LA NECESIDAD DE MODELOS PARA LA JUVENTUD SALVADOREÑA
Pero antes que ninguna otra razón, Rubio será cada vez más visible en el imaginario nacional porque es una historia de éxito y de superación, necesaria para una nación que está acostumbrada a contar relatos de pérdida, despojo e injusticia. A través de modelos como el del médico californiano es más fácil promover los valores de la formación educativa, la disciplina personal y el compromiso profesional que resultan de suyo áridos a ciertas edades y en entornos inmediatos a la deserción y a la falta de propósito como los de la juventud subdesarrollada.
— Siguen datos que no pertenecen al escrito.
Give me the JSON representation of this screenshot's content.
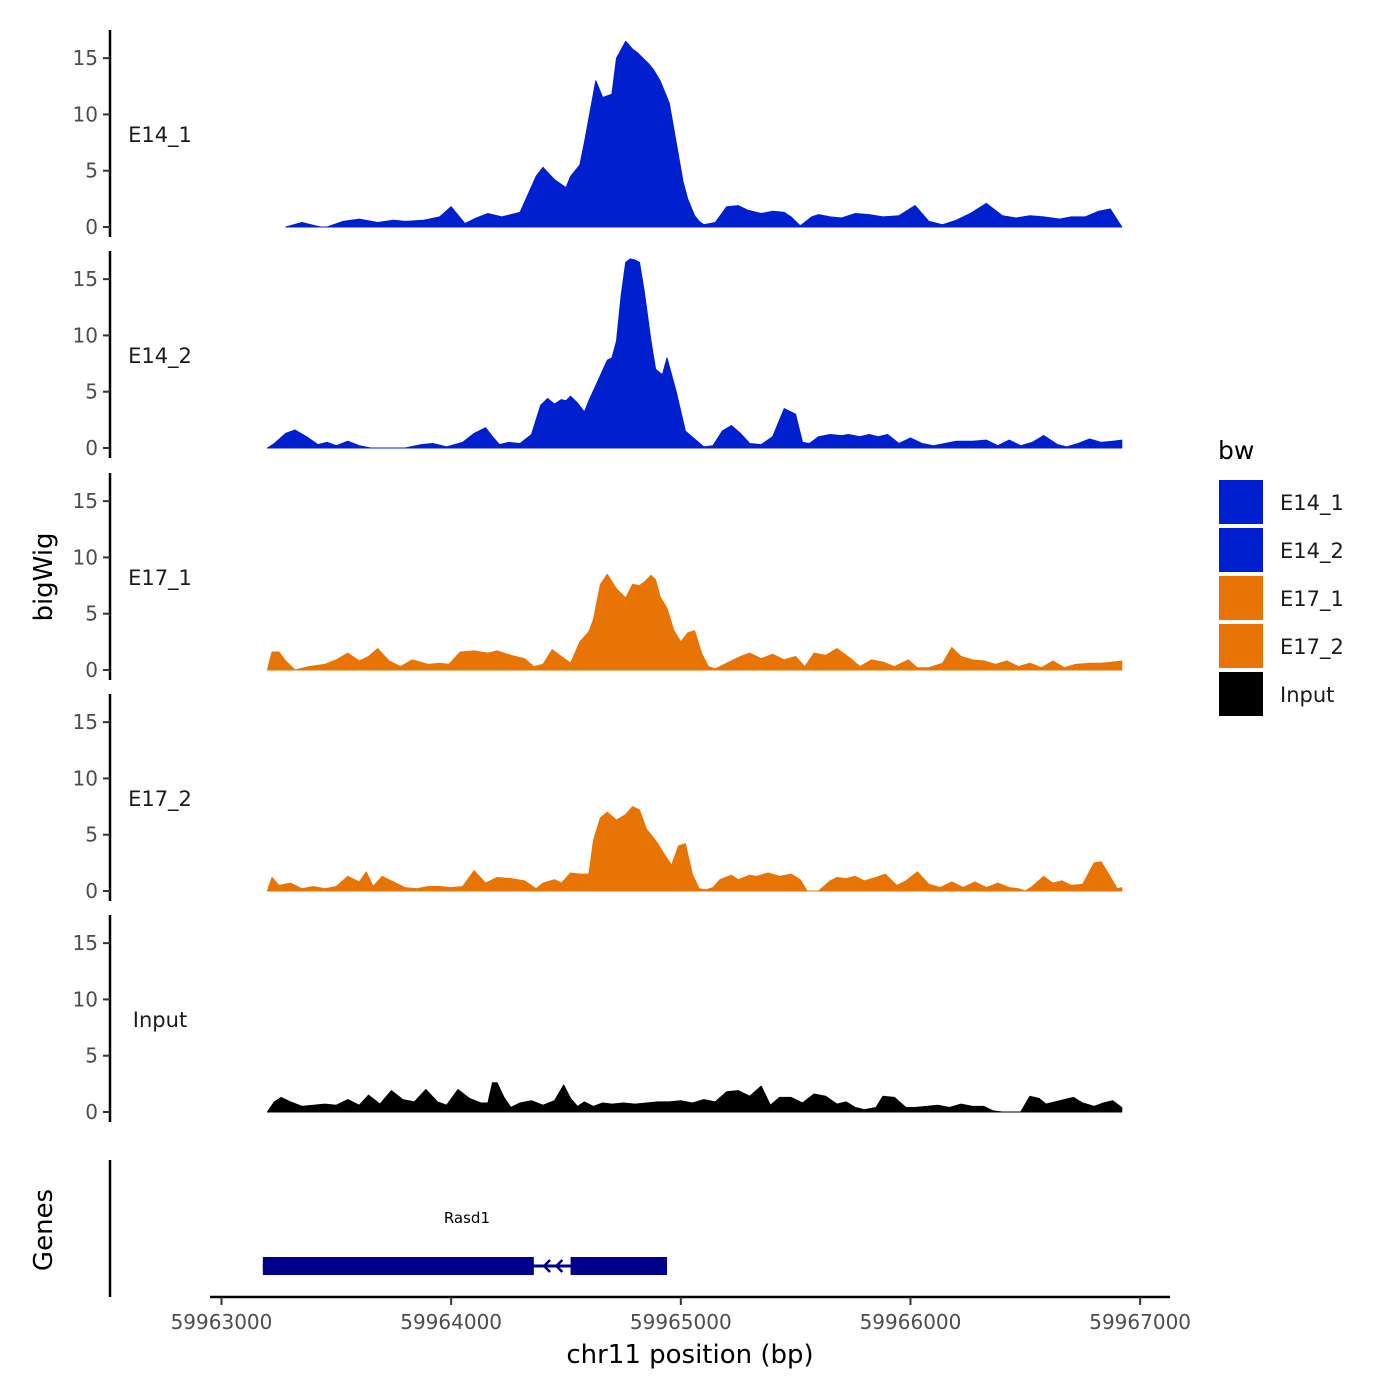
{
  "chart_data": {
    "type": "area",
    "y_title": "bigWig",
    "x_title": "chr11 position (bp)",
    "xlim": [
      59962950,
      59967130
    ],
    "ylim": [
      0,
      17.5
    ],
    "y_ticks": [
      0,
      5,
      10,
      15
    ],
    "y_tick_labels": [
      "0",
      "5",
      "10",
      "15"
    ],
    "x_ticks": [
      59963000,
      59964000,
      59965000,
      59966000,
      59967000
    ],
    "x_tick_labels": [
      "59963000",
      "59964000",
      "59965000",
      "59966000",
      "59967000"
    ],
    "legend": {
      "title": "bw",
      "entries": [
        {
          "label": "E14_1",
          "color": "#0020D0"
        },
        {
          "label": "E14_2",
          "color": "#0020D0"
        },
        {
          "label": "E17_1",
          "color": "#E87405"
        },
        {
          "label": "E17_2",
          "color": "#E87405"
        },
        {
          "label": "Input",
          "color": "#000000"
        }
      ]
    },
    "tracks": [
      {
        "name": "E14_1",
        "color": "#0020D0",
        "x": [
          59963280,
          59963350,
          59963430,
          59963460,
          59963530,
          59963600,
          59963680,
          59963750,
          59963800,
          59963880,
          59963950,
          59964000,
          59964060,
          59964110,
          59964160,
          59964220,
          59964300,
          59964370,
          59964400,
          59964450,
          59964500,
          59964520,
          59964560,
          59964580,
          59964630,
          59964660,
          59964700,
          59964720,
          59964760,
          59964790,
          59964810,
          59964860,
          59964880,
          59964910,
          59964950,
          59964980,
          59965010,
          59965030,
          59965060,
          59965080,
          59965100,
          59965150,
          59965200,
          59965250,
          59965290,
          59965350,
          59965400,
          59965450,
          59965480,
          59965520,
          59965570,
          59965600,
          59965650,
          59965700,
          59965760,
          59965820,
          59965880,
          59965950,
          59966020,
          59966080,
          59966140,
          59966200,
          59966260,
          59966330,
          59966400,
          59966460,
          59966520,
          59966580,
          59966650,
          59966700,
          59966760,
          59966820,
          59966870,
          59966920
        ],
        "values": [
          0,
          0.4,
          0,
          0,
          0.5,
          0.7,
          0.4,
          0.6,
          0.5,
          0.6,
          0.9,
          1.8,
          0.3,
          0.8,
          1.2,
          0.9,
          1.3,
          4.5,
          5.3,
          4.2,
          3.5,
          4.5,
          5.5,
          7.5,
          13.0,
          11.5,
          11.8,
          15.0,
          16.5,
          15.8,
          15.5,
          14.5,
          14.0,
          13.0,
          11.0,
          7.5,
          4.0,
          2.5,
          1.0,
          0.5,
          0.2,
          0.4,
          1.8,
          1.9,
          1.5,
          1.2,
          1.4,
          1.3,
          0.9,
          0.1,
          0.9,
          1.1,
          0.9,
          0.8,
          1.2,
          1.1,
          0.9,
          1.0,
          1.9,
          0.5,
          0.2,
          0.6,
          1.2,
          2.1,
          1.0,
          0.8,
          1.0,
          0.9,
          0.7,
          0.9,
          0.9,
          1.4,
          1.6,
          0
        ]
      },
      {
        "name": "E14_2",
        "color": "#0020D0",
        "x": [
          59963200,
          59963230,
          59963280,
          59963320,
          59963370,
          59963420,
          59963460,
          59963500,
          59963550,
          59963600,
          59963650,
          59963700,
          59963730,
          59963800,
          59963870,
          59963920,
          59963980,
          59964050,
          59964100,
          59964150,
          59964180,
          59964210,
          59964250,
          59964300,
          59964350,
          59964390,
          59964420,
          59964450,
          59964480,
          59964500,
          59964520,
          59964550,
          59964580,
          59964600,
          59964640,
          59964680,
          59964700,
          59964720,
          59964740,
          59964760,
          59964780,
          59964800,
          59964820,
          59964840,
          59964870,
          59964890,
          59964920,
          59964940,
          59964980,
          59965020,
          59965060,
          59965100,
          59965140,
          59965180,
          59965220,
          59965260,
          59965300,
          59965350,
          59965400,
          59965450,
          59965500,
          59965530,
          59965560,
          59965600,
          59965650,
          59965700,
          59965730,
          59965780,
          59965820,
          59965860,
          59965900,
          59965950,
          59966000,
          59966050,
          59966100,
          59966150,
          59966200,
          59966270,
          59966330,
          59966380,
          59966430,
          59966480,
          59966530,
          59966580,
          59966640,
          59966680,
          59966730,
          59966780,
          59966830,
          59966880,
          59966920
        ],
        "values": [
          0,
          0.4,
          1.3,
          1.6,
          1.0,
          0.3,
          0.5,
          0.2,
          0.6,
          0.2,
          0,
          0,
          0,
          0,
          0.3,
          0.4,
          0.1,
          0.5,
          1.3,
          1.8,
          1.0,
          0.3,
          0.5,
          0.4,
          1.2,
          3.8,
          4.4,
          3.9,
          4.3,
          4.2,
          4.6,
          4.0,
          3.2,
          4.2,
          6.0,
          7.8,
          8.0,
          9.5,
          13.5,
          16.5,
          16.8,
          16.7,
          16.5,
          14.0,
          9.5,
          7.0,
          6.5,
          8.0,
          5.0,
          1.5,
          0.8,
          0.1,
          0.2,
          1.5,
          2.0,
          1.3,
          0.4,
          0.3,
          1.0,
          3.5,
          3.0,
          0.5,
          0.4,
          1.0,
          1.2,
          1.1,
          1.2,
          1.0,
          1.2,
          1.0,
          1.2,
          0.4,
          0.9,
          0.4,
          0.2,
          0.4,
          0.6,
          0.6,
          0.7,
          0.2,
          0.7,
          0.2,
          0.5,
          1.1,
          0.3,
          0.1,
          0.4,
          0.8,
          0.5,
          0.6,
          0.7
        ]
      },
      {
        "name": "E17_1",
        "color": "#E87405",
        "x": [
          59963200,
          59963220,
          59963250,
          59963280,
          59963320,
          59963380,
          59963450,
          59963500,
          59963550,
          59963600,
          59963640,
          59963680,
          59963730,
          59963780,
          59963830,
          59963900,
          59963950,
          59963990,
          59964040,
          59964100,
          59964160,
          59964200,
          59964260,
          59964320,
          59964360,
          59964400,
          59964440,
          59964480,
          59964520,
          59964560,
          59964600,
          59964620,
          59964650,
          59964680,
          59964720,
          59964760,
          59964790,
          59964820,
          59964840,
          59964870,
          59964890,
          59964910,
          59964940,
          59964970,
          59965000,
          59965030,
          59965060,
          59965090,
          59965120,
          59965150,
          59965200,
          59965260,
          59965300,
          59965350,
          59965400,
          59965450,
          59965500,
          59965540,
          59965580,
          59965630,
          59965680,
          59965740,
          59965780,
          59965830,
          59965880,
          59965930,
          59965990,
          59966030,
          59966080,
          59966140,
          59966180,
          59966220,
          59966270,
          59966320,
          59966370,
          59966420,
          59966470,
          59966520,
          59966570,
          59966620,
          59966670,
          59966720,
          59966780,
          59966830,
          59966880,
          59966920
        ],
        "values": [
          0,
          1.6,
          1.6,
          0.8,
          0,
          0.3,
          0.5,
          0.9,
          1.5,
          0.8,
          1.2,
          1.9,
          0.8,
          0.3,
          0.9,
          0.5,
          0.6,
          0.5,
          1.6,
          1.7,
          1.5,
          1.7,
          1.3,
          1.0,
          0.3,
          0.5,
          1.8,
          1.2,
          0.6,
          2.5,
          3.4,
          4.5,
          7.6,
          8.5,
          7.2,
          6.4,
          7.6,
          7.5,
          7.8,
          8.4,
          8.0,
          6.5,
          5.5,
          3.5,
          2.5,
          3.3,
          3.5,
          1.5,
          0.3,
          0.1,
          0.6,
          1.2,
          1.5,
          1.0,
          1.4,
          0.9,
          1.2,
          0.3,
          1.5,
          1.3,
          1.9,
          1.0,
          0.3,
          0.9,
          0.7,
          0.3,
          0.9,
          0.2,
          0.2,
          0.6,
          2.0,
          1.2,
          0.9,
          0.8,
          0.5,
          0.8,
          0.3,
          0.6,
          0.2,
          0.8,
          0.2,
          0.5,
          0.6,
          0.6,
          0.7,
          0.8
        ]
      },
      {
        "name": "E17_2",
        "color": "#E87405",
        "x": [
          59963200,
          59963220,
          59963250,
          59963300,
          59963350,
          59963400,
          59963450,
          59963500,
          59963550,
          59963600,
          59963630,
          59963660,
          59963700,
          59963740,
          59963800,
          59963850,
          59963900,
          59963950,
          59964000,
          59964050,
          59964100,
          59964150,
          59964200,
          59964260,
          59964320,
          59964370,
          59964400,
          59964450,
          59964480,
          59964520,
          59964560,
          59964600,
          59964620,
          59964650,
          59964680,
          59964720,
          59964760,
          59964790,
          59964820,
          59964850,
          59964870,
          59964900,
          59964930,
          59964960,
          59964990,
          59965020,
          59965050,
          59965080,
          59965110,
          59965140,
          59965170,
          59965220,
          59965250,
          59965300,
          59965330,
          59965380,
          59965430,
          59965480,
          59965520,
          59965550,
          59965600,
          59965650,
          59965680,
          59965720,
          59965760,
          59965800,
          59965850,
          59965890,
          59965940,
          59965980,
          59966030,
          59966080,
          59966130,
          59966180,
          59966230,
          59966280,
          59966330,
          59966380,
          59966430,
          59966470,
          59966500,
          59966530,
          59966580,
          59966620,
          59966660,
          59966700,
          59966750,
          59966800,
          59966830,
          59966860,
          59966900,
          59966920
        ],
        "values": [
          0,
          1.2,
          0.5,
          0.7,
          0.2,
          0.4,
          0.2,
          0.4,
          1.3,
          0.8,
          1.7,
          0.4,
          1.3,
          0.9,
          0.3,
          0.2,
          0.4,
          0.4,
          0.3,
          0.4,
          1.8,
          0.7,
          1.2,
          1.1,
          0.9,
          0.2,
          0.7,
          1.0,
          0.7,
          1.6,
          1.5,
          1.5,
          4.5,
          6.5,
          7.0,
          6.3,
          6.8,
          7.5,
          7.2,
          5.5,
          5.0,
          4.2,
          3.2,
          2.3,
          4.0,
          4.2,
          1.5,
          0.2,
          0.1,
          0.3,
          1.0,
          1.4,
          1.0,
          1.4,
          1.3,
          1.6,
          1.3,
          1.5,
          1.0,
          0,
          0,
          0.9,
          1.2,
          1.1,
          1.3,
          0.9,
          1.2,
          1.5,
          0.5,
          0.9,
          1.7,
          0.6,
          0.3,
          0.8,
          0.3,
          0.8,
          0.3,
          0.7,
          0.3,
          0.2,
          0,
          0.4,
          1.3,
          0.7,
          0.9,
          0.5,
          0.6,
          2.5,
          2.6,
          1.6,
          0.2,
          0.3
        ]
      },
      {
        "name": "Input",
        "color": "#000000",
        "x": [
          59963200,
          59963230,
          59963260,
          59963300,
          59963350,
          59963400,
          59963450,
          59963500,
          59963550,
          59963600,
          59963640,
          59963690,
          59963740,
          59963790,
          59963840,
          59963890,
          59963940,
          59963980,
          59964030,
          59964080,
          59964130,
          59964160,
          59964180,
          59964200,
          59964230,
          59964260,
          59964300,
          59964350,
          59964400,
          59964450,
          59964490,
          59964520,
          59964550,
          59964580,
          59964620,
          59964660,
          59964700,
          59964750,
          59964800,
          59964850,
          59964900,
          59964950,
          59965000,
          59965050,
          59965100,
          59965150,
          59965200,
          59965250,
          59965300,
          59965350,
          59965390,
          59965430,
          59965480,
          59965530,
          59965580,
          59965630,
          59965680,
          59965720,
          59965760,
          59965800,
          59965850,
          59965880,
          59965930,
          59965980,
          59966020,
          59966070,
          59966120,
          59966170,
          59966220,
          59966270,
          59966320,
          59966360,
          59966400,
          59966440,
          59966480,
          59966520,
          59966560,
          59966590,
          59966630,
          59966670,
          59966710,
          59966750,
          59966800,
          59966840,
          59966880,
          59966920
        ],
        "values": [
          0,
          0.9,
          1.3,
          0.9,
          0.5,
          0.6,
          0.7,
          0.6,
          1.1,
          0.6,
          1.5,
          0.7,
          1.9,
          1.1,
          0.9,
          2.0,
          0.9,
          0.6,
          2.0,
          1.2,
          0.8,
          0.8,
          2.6,
          2.6,
          1.3,
          0.4,
          0.8,
          1.0,
          0.6,
          1.0,
          2.4,
          1.2,
          0.5,
          0.9,
          0.5,
          0.8,
          0.7,
          0.8,
          0.7,
          0.8,
          0.9,
          0.9,
          1.0,
          0.8,
          1.1,
          0.9,
          1.8,
          1.9,
          1.4,
          2.3,
          0.6,
          1.3,
          1.3,
          0.8,
          1.6,
          1.4,
          0.7,
          0.9,
          0.4,
          0.2,
          0.4,
          1.4,
          1.3,
          0.4,
          0.4,
          0.5,
          0.6,
          0.4,
          0.7,
          0.5,
          0.5,
          0.1,
          0,
          0,
          0,
          1.4,
          1.2,
          0.7,
          0.9,
          1.1,
          1.3,
          0.8,
          0.5,
          0.8,
          1.0,
          0.4
        ]
      }
    ],
    "genes": {
      "title": "Genes",
      "items": [
        {
          "name": "Rasd1",
          "strand": "-",
          "start": 59963180,
          "end": 59964940,
          "exons": [
            [
              59963180,
              59964360
            ],
            [
              59964520,
              59964940
            ]
          ],
          "color": "#00008B"
        }
      ]
    }
  }
}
Ayer, el astronauta norteamericano salvadoreño Frank Rubio fue noticia en El Salvador. Era inevitable porque representa de un modo impagable a esa comunidad a la vez importante y difusa por tan heterogénea que es la diáspora y simboliza con nota sobresaliente la fusión y el aporte de la migración centroamericana a los Estados Unidos de América. Además, porque cualquier hombre o mujer que se dedique a la astronáutica está rodeado de un halo especial para la sociedad, una combinación de científico con aventurero.
Pero antes que ninguna otra razón, Rubio será cada vez más visible en el imaginario nacional porque es una historia de éxito y de superación, necesaria para una nación que está acostumbrada a contar relatos de pérdida, despojo e injusticia. A través de modelos como el del médico californiano es más fácil promover los valores de la formación educativa, la disciplina personal y el compromiso profesional que resultan de suyo áridos a ciertas edades y en entornos inmediatos a la deserción y a la falta de propósito como los de la juventud subdesarrollada.
Quizá la efervescencia oficialista con el personaje y su participación en esta expedición parezca excesiva, hubo críticas para el grupo parlamentario que propuso ayer mismo nombrar a Rubio Hijo Meritísimo y es inevitable que la polarización y la confrontación política que inunda la vida cotidiana en el país se traslade incluso a este hecho. Eso no debe obstar para aceptar la inspiración que voceros como el exitoso astronauta pueden aportar a la niñez y adolescencia salvadoreñas.
Lo que se merece una reflexión aparte es la comprobada dificultad de la nación para encontrarse y reconocerse alrededor de una celebración, de una personalidad o de un anhelo. Mucho han tenido que ver los liderazgos tóxicos que El Salvador ha padecido consecutivamente, unos liderazgos que ante la diversidad, la polaridad o la división natural a una sociedad vibrante, heterogénea y dividida de modo natural después de la guerra civil, siempre prefirieron profundizar los desencuentros en clave política partidaria que dar un paso adelante en la construcción de democracia.
Poco abonan a la posibilidad de convergencia siquiera ocasional los repetidos intentos del gobierno de recibir reconocimiento de actores tan inesperados como exóticos: cripto aventureros, artistas extranjeros, influenciadores sociales de otras latitudes y hasta algún relacionista público camuflado como periodista. La necesidad de reconocimiento es tal que induce al régimen a unos ejercicios de propaganda poco creíbles por prefabricados.
Ese esfuerzo y esa inversión -con dinero público- para crear algo parecido a una cultura oficial nueva, repleta de exageraciones y lisonjas, predispone a la ciudadanía a participar poco o nada de todo lo que sabe, luce y huele a propaganda. Pero la distancia crítica ante esos artificios de comunicación no debe paralizar a la nación, insensibilizarla ante aquello que es auténtico, verdadera manifestación popular o herramienta para modelar de manera positiva a las nuevas generaciones.
Que el rostro de los norteamericanos salvadoreños sea el de un hombre de ciencias respetable y no el de empleados de la propaganda u operarios de la industria del insulto digital es una fortuna, una casualidad formidable que puede hacer las veces de ventana para que niñas, niños y jóvenes de nuestro país miren al mundo y al futuro con otros ojos, con el espíritu dispuesto a soñar.